The grants Gibson has received have significantly advanced his research endeavors, leading to the publication of over a dozen peer-reviewed journal articles and book chapters. He has applied for the NIH Postdoctoral Fellowship and is set to assume a tenure-track assistant professor role in the Department of Human Development and Quantitative Methodology at the University of Maryland, College Park.

“External funding has allowed me to dedicate my time to research and enhance my productivity,” Gibson remarked, acknowledging the impact of the grants on his academic pursuits.

Gibson’s passion for psychology blossomed during his undergraduate years at North Carolina Central University, where he also played football. An internship with developmental psychologist Makeba Wilbourn, Ph.D., at Duke University solidified his decision to pursue doctoral studies. In 2019, he earned a master’s degree in educational psychology from North Carolina State University under the guidance of Jessica DeCuir-Gunby, Ph.D.

His interest in psychology stems from the belief that parental conversations serve as guiding principles for youth as they navigate the world. Gibson explained, “I became intrigued by the psychological aspects of parental messages and their impact on children’s and adolescents’ mental health and overall well-being.”

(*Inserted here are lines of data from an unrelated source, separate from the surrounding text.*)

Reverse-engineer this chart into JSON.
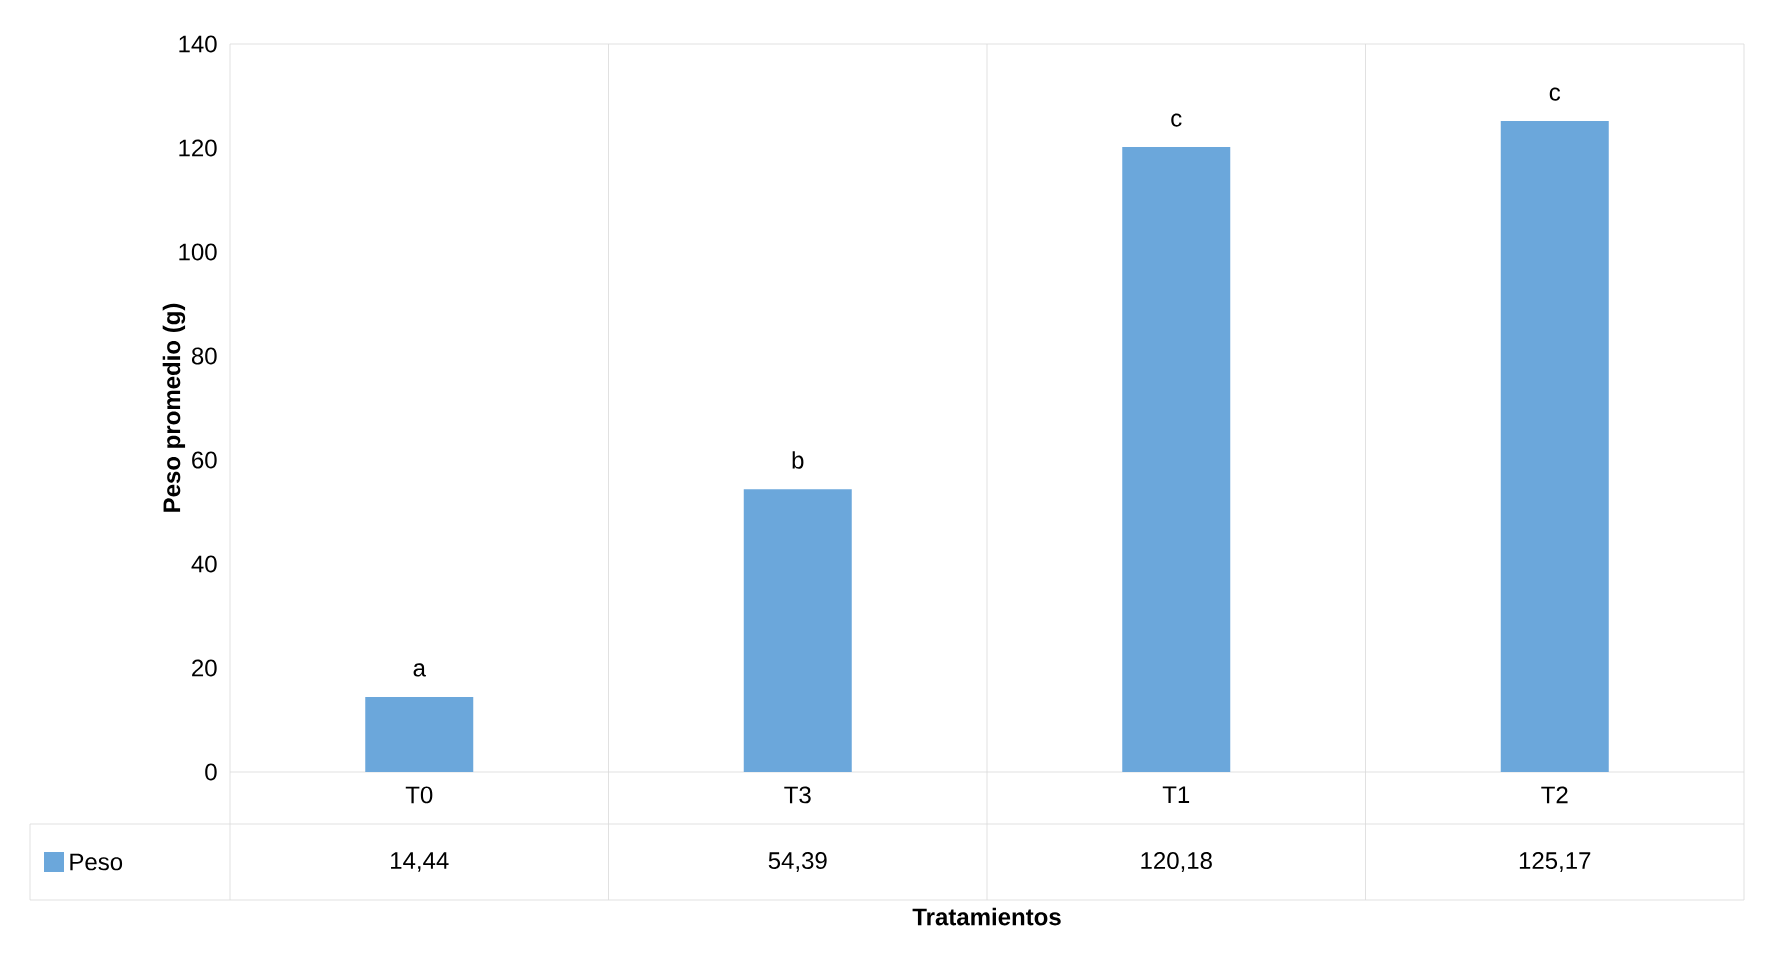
{
  "chart_data": {
    "type": "bar",
    "xlabel": "Tratamientos",
    "ylabel": "Peso promedio (g)",
    "categories": [
      "T0",
      "T3",
      "T1",
      "T2"
    ],
    "series": [
      {
        "name": "Peso",
        "color": "#6ba7db",
        "values": [
          14.44,
          54.39,
          120.18,
          125.17
        ],
        "value_labels": [
          "14,44",
          "54,39",
          "120,18",
          "125,17"
        ]
      }
    ],
    "ylim": [
      0,
      140
    ],
    "yticks": [
      0,
      20,
      40,
      60,
      80,
      100,
      120,
      140
    ],
    "grid": false,
    "legend": "bottom left",
    "annotations": [
      {
        "text": "a",
        "x": "T0",
        "y": 14.44
      },
      {
        "text": "b",
        "x": "T3",
        "y": 54.39
      },
      {
        "text": "c",
        "x": "T1",
        "y": 120.18
      },
      {
        "text": "c",
        "x": "T2",
        "y": 125.17
      }
    ]
  }
}
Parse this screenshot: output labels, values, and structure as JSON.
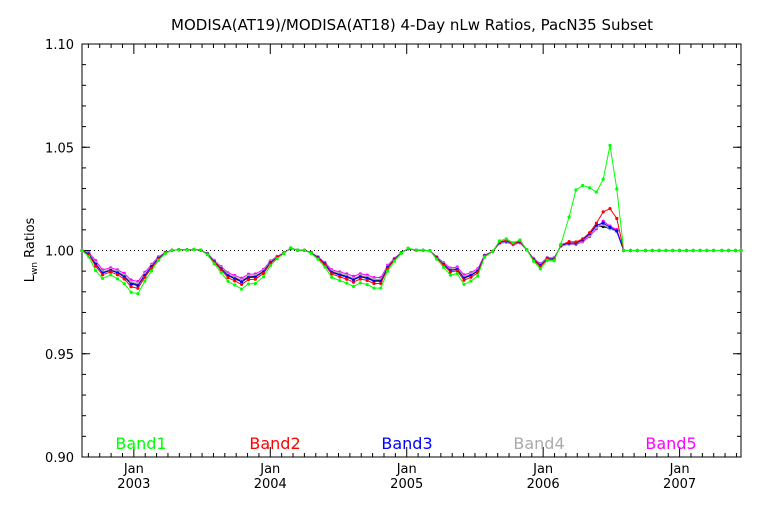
{
  "chart_data": {
    "type": "line",
    "title": "MODISA(AT19)/MODISA(AT18) 4-Day nLw Ratios, PacN35 Subset",
    "ylabel_main": "L",
    "ylabel_sub": "wn",
    "ylabel_rest": " Ratios",
    "xlabel": "",
    "ylim": [
      0.9,
      1.1
    ],
    "xlim": [
      2002.62,
      2007.45
    ],
    "y_ticks": [
      0.9,
      0.95,
      1.0,
      1.05,
      1.1
    ],
    "y_tick_labels": [
      "0.90",
      "0.95",
      "1.00",
      "1.05",
      "1.10"
    ],
    "x_major_ticks": [
      2003.0,
      2004.0,
      2005.0,
      2006.0,
      2007.0
    ],
    "x_tick_month_label": "Jan",
    "x_tick_year_labels": [
      "2003",
      "2004",
      "2005",
      "2006",
      "2007"
    ],
    "reference_line": 1.0,
    "grid": false,
    "legend_placement": "bottom-inside",
    "x": [
      2002.62,
      2002.67,
      2002.72,
      2002.77,
      2002.83,
      2002.88,
      2002.93,
      2002.98,
      2003.03,
      2003.08,
      2003.13,
      2003.18,
      2003.23,
      2003.28,
      2003.33,
      2003.39,
      2003.44,
      2003.49,
      2003.54,
      2003.59,
      2003.64,
      2003.69,
      2003.74,
      2003.79,
      2003.84,
      2003.89,
      2003.95,
      2004.0,
      2004.05,
      2004.1,
      2004.15,
      2004.2,
      2004.25,
      2004.3,
      2004.35,
      2004.4,
      2004.45,
      2004.51,
      2004.56,
      2004.61,
      2004.66,
      2004.71,
      2004.76,
      2004.81,
      2004.86,
      2004.91,
      2004.96,
      2005.01,
      2005.07,
      2005.12,
      2005.17,
      2005.22,
      2005.27,
      2005.32,
      2005.37,
      2005.42,
      2005.47,
      2005.52,
      2005.57,
      2005.63,
      2005.68,
      2005.73,
      2005.78,
      2005.83,
      2005.88,
      2005.93,
      2005.98,
      2006.03,
      2006.08,
      2006.13,
      2006.19,
      2006.24,
      2006.29,
      2006.34,
      2006.39,
      2006.44,
      2006.49,
      2006.54,
      2006.59,
      2006.64,
      2006.69,
      2006.75,
      2006.8,
      2006.85,
      2006.9,
      2006.95,
      2007.0,
      2007.05,
      2007.1,
      2007.15,
      2007.2,
      2007.25,
      2007.31,
      2007.36,
      2007.41,
      2007.45
    ],
    "series": [
      {
        "name": "Band1",
        "color": "#00ff00",
        "values": [
          1.0,
          0.9969,
          0.9903,
          0.9865,
          0.9882,
          0.9863,
          0.9839,
          0.9798,
          0.9791,
          0.9852,
          0.9901,
          0.9952,
          0.9985,
          1.0001,
          1.0004,
          1.0003,
          1.0005,
          1.0002,
          0.9979,
          0.9935,
          0.9893,
          0.9851,
          0.9833,
          0.9813,
          0.9838,
          0.984,
          0.9873,
          0.9926,
          0.9961,
          0.9985,
          1.0013,
          1.0002,
          1.0001,
          0.9986,
          0.9958,
          0.992,
          0.987,
          0.9854,
          0.9842,
          0.9826,
          0.9843,
          0.9835,
          0.9818,
          0.9818,
          0.99,
          0.9948,
          0.9986,
          1.0011,
          1.0002,
          1.0001,
          0.9999,
          0.9958,
          0.9919,
          0.9881,
          0.9888,
          0.9836,
          0.9852,
          0.9876,
          0.9968,
          0.9994,
          1.0047,
          1.0056,
          1.0038,
          1.0051,
          1.0003,
          0.9948,
          0.9911,
          0.9952,
          0.995,
          1.0031,
          1.0162,
          1.0293,
          1.0315,
          1.0304,
          1.0283,
          1.0345,
          1.0509,
          1.0298,
          1.0,
          1.0,
          1.0,
          1.0,
          1.0,
          1.0,
          1.0,
          1.0,
          1.0,
          1.0,
          1.0,
          1.0,
          1.0,
          1.0,
          1.0,
          1.0,
          1.0,
          1.0
        ]
      },
      {
        "name": "Band2",
        "color": "#ff0000",
        "values": [
          1.0,
          0.9979,
          0.9924,
          0.9883,
          0.9896,
          0.9883,
          0.9862,
          0.9824,
          0.9817,
          0.987,
          0.9915,
          0.9959,
          0.9988,
          1.0001,
          1.0004,
          1.0003,
          1.0005,
          1.0002,
          0.9982,
          0.9943,
          0.9906,
          0.9869,
          0.9853,
          0.9836,
          0.9859,
          0.9861,
          0.9889,
          0.9936,
          0.9966,
          0.9987,
          1.0012,
          1.0002,
          1.0001,
          0.9988,
          0.9963,
          0.993,
          0.9886,
          0.9872,
          0.9861,
          0.9847,
          0.9862,
          0.9855,
          0.984,
          0.984,
          0.9912,
          0.9954,
          0.9988,
          1.001,
          1.0002,
          1.0001,
          0.9999,
          0.9964,
          0.9929,
          0.9896,
          0.9902,
          0.9856,
          0.987,
          0.9892,
          0.9972,
          0.9995,
          1.0042,
          1.0049,
          1.0034,
          1.0045,
          1.0003,
          0.9954,
          0.9922,
          0.9958,
          0.9956,
          1.0027,
          1.0043,
          1.0041,
          1.0056,
          1.0086,
          1.0132,
          1.0187,
          1.0203,
          1.0155,
          1.0,
          1.0,
          1.0,
          1.0,
          1.0,
          1.0,
          1.0,
          1.0,
          1.0,
          1.0,
          1.0,
          1.0,
          1.0,
          1.0,
          1.0,
          1.0,
          1.0,
          1.0
        ]
      },
      {
        "name": "Band3",
        "color": "#0000ff",
        "values": [
          1.0,
          0.9984,
          0.9934,
          0.9891,
          0.9903,
          0.9892,
          0.9872,
          0.9837,
          0.983,
          0.9879,
          0.9922,
          0.9963,
          0.9989,
          1.0001,
          1.0004,
          1.0003,
          1.0005,
          1.0002,
          0.9983,
          0.9946,
          0.9912,
          0.9878,
          0.9863,
          0.9848,
          0.9869,
          0.9871,
          0.9897,
          0.9941,
          0.9968,
          0.9988,
          1.0011,
          1.0002,
          1.0001,
          0.9989,
          0.9966,
          0.9935,
          0.9894,
          0.9881,
          0.9871,
          0.9858,
          0.9872,
          0.9865,
          0.9851,
          0.9851,
          0.9918,
          0.9957,
          0.9989,
          1.0009,
          1.0002,
          1.0001,
          0.9999,
          0.9966,
          0.9933,
          0.9903,
          0.9909,
          0.9866,
          0.9879,
          0.99,
          0.9974,
          0.9995,
          1.0039,
          1.0046,
          1.0032,
          1.0042,
          1.0003,
          0.9957,
          0.9928,
          0.9961,
          0.9959,
          1.0025,
          1.0036,
          1.0036,
          1.0051,
          1.0081,
          1.0122,
          1.0133,
          1.0112,
          1.0095,
          1.0,
          1.0,
          1.0,
          1.0,
          1.0,
          1.0,
          1.0,
          1.0,
          1.0,
          1.0,
          1.0,
          1.0,
          1.0,
          1.0,
          1.0,
          1.0,
          1.0,
          1.0
        ]
      },
      {
        "name": "Band4",
        "color": "#aaaaaa",
        "values": [
          1.0,
          0.9988,
          0.9943,
          0.9898,
          0.9909,
          0.9899,
          0.9881,
          0.9847,
          0.984,
          0.9887,
          0.9928,
          0.9966,
          0.999,
          1.0001,
          1.0004,
          1.0003,
          1.0005,
          1.0002,
          0.9985,
          0.9949,
          0.9917,
          0.9885,
          0.9871,
          0.9857,
          0.9877,
          0.9879,
          0.9903,
          0.9945,
          0.997,
          0.9988,
          1.0011,
          1.0002,
          1.0001,
          0.999,
          0.9968,
          0.9938,
          0.9901,
          0.9889,
          0.9879,
          0.9866,
          0.9879,
          0.9873,
          0.986,
          0.986,
          0.9923,
          0.9959,
          0.9989,
          1.0008,
          1.0002,
          1.0001,
          0.9999,
          0.9968,
          0.9937,
          0.9909,
          0.9914,
          0.9874,
          0.9886,
          0.9906,
          0.9975,
          0.9996,
          1.0036,
          1.0043,
          1.003,
          1.004,
          1.0003,
          0.996,
          0.9932,
          0.9964,
          0.9962,
          1.0023,
          1.0033,
          1.0032,
          1.0046,
          1.0074,
          1.0113,
          1.0125,
          1.0105,
          1.0091,
          1.0,
          1.0,
          1.0,
          1.0,
          1.0,
          1.0,
          1.0,
          1.0,
          1.0,
          1.0,
          1.0,
          1.0,
          1.0,
          1.0,
          1.0,
          1.0,
          1.0,
          1.0
        ]
      },
      {
        "name": "Band5",
        "color": "#ff00ff",
        "values": [
          1.0,
          0.9991,
          0.9951,
          0.9906,
          0.9916,
          0.9906,
          0.9889,
          0.9857,
          0.985,
          0.9894,
          0.9933,
          0.9969,
          0.9991,
          1.0001,
          1.0004,
          1.0003,
          1.0005,
          1.0002,
          0.9986,
          0.9952,
          0.9922,
          0.9892,
          0.9879,
          0.9866,
          0.9885,
          0.9886,
          0.9909,
          0.9949,
          0.9972,
          0.9989,
          1.001,
          1.0002,
          1.0001,
          0.999,
          0.997,
          0.9942,
          0.9907,
          0.9896,
          0.9887,
          0.9875,
          0.9887,
          0.9881,
          0.9869,
          0.9869,
          0.9928,
          0.9962,
          0.999,
          1.0008,
          1.0002,
          1.0001,
          0.9999,
          0.997,
          0.9941,
          0.9915,
          0.992,
          0.9882,
          0.9893,
          0.9912,
          0.9977,
          0.9996,
          1.0034,
          1.004,
          1.0028,
          1.0037,
          1.0003,
          0.9962,
          0.9936,
          0.9966,
          0.9965,
          1.0021,
          1.0031,
          1.0029,
          1.0042,
          1.0068,
          1.0105,
          1.0142,
          1.0118,
          1.0101,
          1.0,
          1.0,
          1.0,
          1.0,
          1.0,
          1.0,
          1.0,
          1.0,
          1.0,
          1.0,
          1.0,
          1.0,
          1.0,
          1.0,
          1.0,
          1.0,
          1.0,
          1.0
        ]
      },
      {
        "name": "",
        "color": "#000000",
        "values": [
          1.0,
          0.9986,
          0.9938,
          0.9895,
          0.9906,
          0.9896,
          0.9877,
          0.9842,
          0.9835,
          0.9883,
          0.9925,
          0.9964,
          0.999,
          1.0001,
          1.0004,
          1.0003,
          1.0005,
          1.0002,
          0.9984,
          0.9948,
          0.9914,
          0.9881,
          0.9867,
          0.9852,
          0.9873,
          0.9875,
          0.99,
          0.9943,
          0.9969,
          0.9988,
          1.0011,
          1.0002,
          1.0001,
          0.999,
          0.9967,
          0.9937,
          0.9897,
          0.9885,
          0.9875,
          0.9862,
          0.9876,
          0.9869,
          0.9856,
          0.9856,
          0.992,
          0.9958,
          0.9989,
          1.0009,
          1.0002,
          1.0001,
          0.9999,
          0.9967,
          0.9935,
          0.9906,
          0.9911,
          0.987,
          0.9882,
          0.9903,
          0.9974,
          0.9995,
          1.0038,
          1.0044,
          1.0031,
          1.0041,
          1.0003,
          0.9958,
          0.993,
          0.9962,
          0.996,
          1.0024,
          1.0034,
          1.0034,
          1.0049,
          1.0078,
          1.0117,
          1.0116,
          1.0106,
          1.0094,
          1.0,
          1.0,
          1.0,
          1.0,
          1.0,
          1.0,
          1.0,
          1.0,
          1.0,
          1.0,
          1.0,
          1.0,
          1.0,
          1.0,
          1.0,
          1.0,
          1.0,
          1.0
        ]
      }
    ]
  }
}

Colleagues at VCU commend Gibson for his dedication, unique perspective, and research achievements. Marcia Winter, Ph.D., associate professor and director of the developmental psychology concentration, praised Gibson for embracing research related to his background and personal experiences, highlighting the importance of such endeavors.

Fantasy Lozada emphasized that Gibson’s success in securing grants not only underscores his research commitment but also showcases his ability to emphasize the significance of supporting the mental health and wellness of Black youth and families by amplifying their experiences and voices.

Furthermore, Lozada commended Gibson for his mentorship of undergraduate students and research assistants, as well as his presentations at national and regional conferences, noting his valuable contributions to the field of African American and Black family research.

In conclusion, Stephen Gibson’s research journey exemplifies a deep commitment to understanding and addressing the complex dynamics of racism, parental communication, and mental health within Black communities. His work not only contributes to advancing scientific knowledge but also underscores the importance of amplifying marginalized voices and experiences in academic research and discourse.